现在他直挺挺坐在街边的青石台阶上,直勾勾盯着至尊宝看了半响,忽然弹了起来来道:「你是不是觉着我已经疯了?」
「不错。」至尊宝点头:「你既然没财物,又何必在彼处叫的那么大声呢?」
「这便是你不懂了!」路路通摇头晃脑的出声道:「赌博这种事儿,无非就是享受那种要开未开之时的感觉,紧张刺激,血脉喷张——我既然享受了,也就和自己在赌博差不多,何必在意有钱没钱,下没下注呢?」
他嘿嘿笑了笑:「越是叫得大声,我越是觉着自己已经下注了,又能过足瘾,又不花多少银子,岂不是妙哉?」
至尊宝听完路路通的话,忍不住又问:「那你若是身上有银子,你还能下注享受过程,而不投注么?」
「非也非也!」路路通哈哈笑道:「此一时彼一时,各有各的法子,各有各的妙处,你又何必拘泥于这种分别呢?」
至尊宝忽然觉得他很聪明!
路路通斜着眼望着三人,不一会,终究又坐回了石阶:「好吧,你们既然前来找我,一定是有问题要问我——可是我们先得约法三章,否则此事就罢了。

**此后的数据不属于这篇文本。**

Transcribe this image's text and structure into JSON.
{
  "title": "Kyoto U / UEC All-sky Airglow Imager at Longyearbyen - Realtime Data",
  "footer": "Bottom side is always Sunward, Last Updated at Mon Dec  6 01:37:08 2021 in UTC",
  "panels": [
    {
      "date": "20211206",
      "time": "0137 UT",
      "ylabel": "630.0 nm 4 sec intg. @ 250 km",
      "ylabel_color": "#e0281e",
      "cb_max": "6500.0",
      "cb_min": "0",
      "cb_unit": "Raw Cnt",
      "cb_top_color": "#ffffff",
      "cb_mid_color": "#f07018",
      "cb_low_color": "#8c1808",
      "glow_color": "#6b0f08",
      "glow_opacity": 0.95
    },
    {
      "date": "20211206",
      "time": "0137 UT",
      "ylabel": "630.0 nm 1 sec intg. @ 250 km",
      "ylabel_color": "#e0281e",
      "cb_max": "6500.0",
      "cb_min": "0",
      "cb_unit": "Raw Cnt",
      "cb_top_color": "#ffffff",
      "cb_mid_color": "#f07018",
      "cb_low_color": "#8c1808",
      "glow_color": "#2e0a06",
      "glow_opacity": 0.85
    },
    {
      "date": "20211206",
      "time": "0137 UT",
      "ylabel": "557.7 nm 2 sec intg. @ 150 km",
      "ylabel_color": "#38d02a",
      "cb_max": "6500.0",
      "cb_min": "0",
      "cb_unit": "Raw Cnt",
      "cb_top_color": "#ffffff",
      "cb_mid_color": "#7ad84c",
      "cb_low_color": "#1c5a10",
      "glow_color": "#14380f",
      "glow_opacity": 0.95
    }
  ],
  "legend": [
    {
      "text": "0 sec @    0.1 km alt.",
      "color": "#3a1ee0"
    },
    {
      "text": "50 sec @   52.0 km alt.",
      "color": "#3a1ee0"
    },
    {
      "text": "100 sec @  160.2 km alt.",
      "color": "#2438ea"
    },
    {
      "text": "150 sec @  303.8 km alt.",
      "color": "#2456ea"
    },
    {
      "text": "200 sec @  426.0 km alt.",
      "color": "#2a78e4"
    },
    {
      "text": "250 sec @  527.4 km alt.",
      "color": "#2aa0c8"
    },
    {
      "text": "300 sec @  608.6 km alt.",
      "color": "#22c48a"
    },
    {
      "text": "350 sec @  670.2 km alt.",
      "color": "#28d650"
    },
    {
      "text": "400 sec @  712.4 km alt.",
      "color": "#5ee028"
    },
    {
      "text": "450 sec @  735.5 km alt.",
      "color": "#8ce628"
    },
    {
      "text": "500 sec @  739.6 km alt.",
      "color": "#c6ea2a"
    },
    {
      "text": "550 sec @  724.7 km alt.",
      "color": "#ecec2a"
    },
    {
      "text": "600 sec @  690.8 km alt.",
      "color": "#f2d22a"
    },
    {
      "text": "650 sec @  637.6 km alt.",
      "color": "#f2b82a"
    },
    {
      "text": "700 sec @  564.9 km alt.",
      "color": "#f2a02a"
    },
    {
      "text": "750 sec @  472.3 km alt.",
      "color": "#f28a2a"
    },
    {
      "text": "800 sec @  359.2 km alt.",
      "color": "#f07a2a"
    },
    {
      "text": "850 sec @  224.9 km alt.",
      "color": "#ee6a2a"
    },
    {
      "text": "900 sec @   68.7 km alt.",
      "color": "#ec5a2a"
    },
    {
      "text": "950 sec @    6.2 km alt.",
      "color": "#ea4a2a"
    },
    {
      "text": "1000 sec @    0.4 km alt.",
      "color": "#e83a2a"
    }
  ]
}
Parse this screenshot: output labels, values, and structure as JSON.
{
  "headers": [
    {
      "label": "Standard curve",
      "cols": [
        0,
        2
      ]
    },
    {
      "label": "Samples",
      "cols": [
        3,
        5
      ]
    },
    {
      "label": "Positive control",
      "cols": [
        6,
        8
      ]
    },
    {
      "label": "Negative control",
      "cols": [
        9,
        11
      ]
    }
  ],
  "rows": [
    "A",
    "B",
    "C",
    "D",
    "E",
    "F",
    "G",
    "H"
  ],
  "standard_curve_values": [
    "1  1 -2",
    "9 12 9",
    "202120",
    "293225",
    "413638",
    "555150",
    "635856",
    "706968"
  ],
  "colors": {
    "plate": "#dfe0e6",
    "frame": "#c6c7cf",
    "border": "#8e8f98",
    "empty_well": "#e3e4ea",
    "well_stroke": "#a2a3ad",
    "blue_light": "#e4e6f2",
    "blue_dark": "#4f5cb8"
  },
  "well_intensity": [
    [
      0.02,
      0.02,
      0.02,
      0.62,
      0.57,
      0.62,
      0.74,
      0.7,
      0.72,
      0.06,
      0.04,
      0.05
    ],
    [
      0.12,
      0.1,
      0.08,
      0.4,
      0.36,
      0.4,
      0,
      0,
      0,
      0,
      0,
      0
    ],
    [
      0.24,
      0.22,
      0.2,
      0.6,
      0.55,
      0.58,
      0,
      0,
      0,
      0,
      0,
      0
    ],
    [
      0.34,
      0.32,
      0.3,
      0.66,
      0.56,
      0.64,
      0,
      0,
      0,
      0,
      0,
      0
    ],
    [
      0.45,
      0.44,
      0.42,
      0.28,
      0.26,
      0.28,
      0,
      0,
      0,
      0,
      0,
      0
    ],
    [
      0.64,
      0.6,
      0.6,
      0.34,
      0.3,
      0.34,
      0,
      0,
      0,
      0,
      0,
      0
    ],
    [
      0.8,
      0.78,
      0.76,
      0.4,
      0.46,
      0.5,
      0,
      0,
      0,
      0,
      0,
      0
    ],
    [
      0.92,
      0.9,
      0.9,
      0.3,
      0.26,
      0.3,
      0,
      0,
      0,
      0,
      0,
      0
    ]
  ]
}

」
至尊宝道:「你讲。」
路路通道:「一人问题一人龙洋,只要大洋不要纸钞,先给钱,再提问;我只告诉你们答案,然而不会告诉你们作何得来的,你们也不要追问;有些问题,本身便是没有答案的,我若是答得不全,可也得作数。」
至尊宝想了想,垫垫手里的大洋,「行!」
路路通不再说话,只是把手伸了出去,摊开向上——至尊宝奇道:「这就开始了么?」
「难不曾还要挑日子?」路路通愕然道:「赶紧问,问完我还要去赶夜间那一铺。」
至尊宝放个大洋在他手上,问道:「有个叫百鬼肆的地方,你可知道?」
路路通闭上眼睛思索不一会,口中缓缓道:「百鬼肆是个奇异的商行,行走大江南北,所做买卖之人大多是法门术士、方家丹客,诸多大的城市都有他们的店铺,接待的也只是法门中人,外人万不接待。」
这答案和至尊宝所知的差不多,看来那路路通也非信口开河之流,他对于自己这枚大洋的答案显然满意,于是又放上一枚:「最近的店铺在彼处?咸阳可有?」
路路通想了一下,手指一晃变成两根:「这是两个问题。」
「怎么会是两个?」至尊宝奇道:「我若问最近的店铺在彼处,咸阳若是本身就有,你自然会说,我那只不过就是加了一句而已!」
「要是数月之前,你这问题真算一人,」路路通眼中有种说不出的诡异笑容,徐徐又道:「我能够给你说明一下此事,也就当做此物龙洋的问题,可好?」
至尊宝想了想,「好,然而你要保证此物答案的价值。」
「毋庸置疑!」路路通道:「就在一个月以前,百鬼肆的所有店铺忽然关闭,里面但凡属于百鬼肆此物商行的人员统统消失不见,也许是撤走,也许是被暗算了,我们唯一所知的事情,是整个百鬼肆不再经营…」他眯起双眼,抬着头:「若是你想购买法门的些许东西,我倒是能给你指出两个其他做此买卖的人,可这属于另一个问题了,你得付财物。」
百鬼肆不见了?
这话让至尊宝骤然之间晕眩起来,有种踩空的感觉勃可生,如同漂浮在云端,他心中变得茫然起来,像是不知道自己该何去何从——百鬼肆业已不见了,那自己又该如何呢?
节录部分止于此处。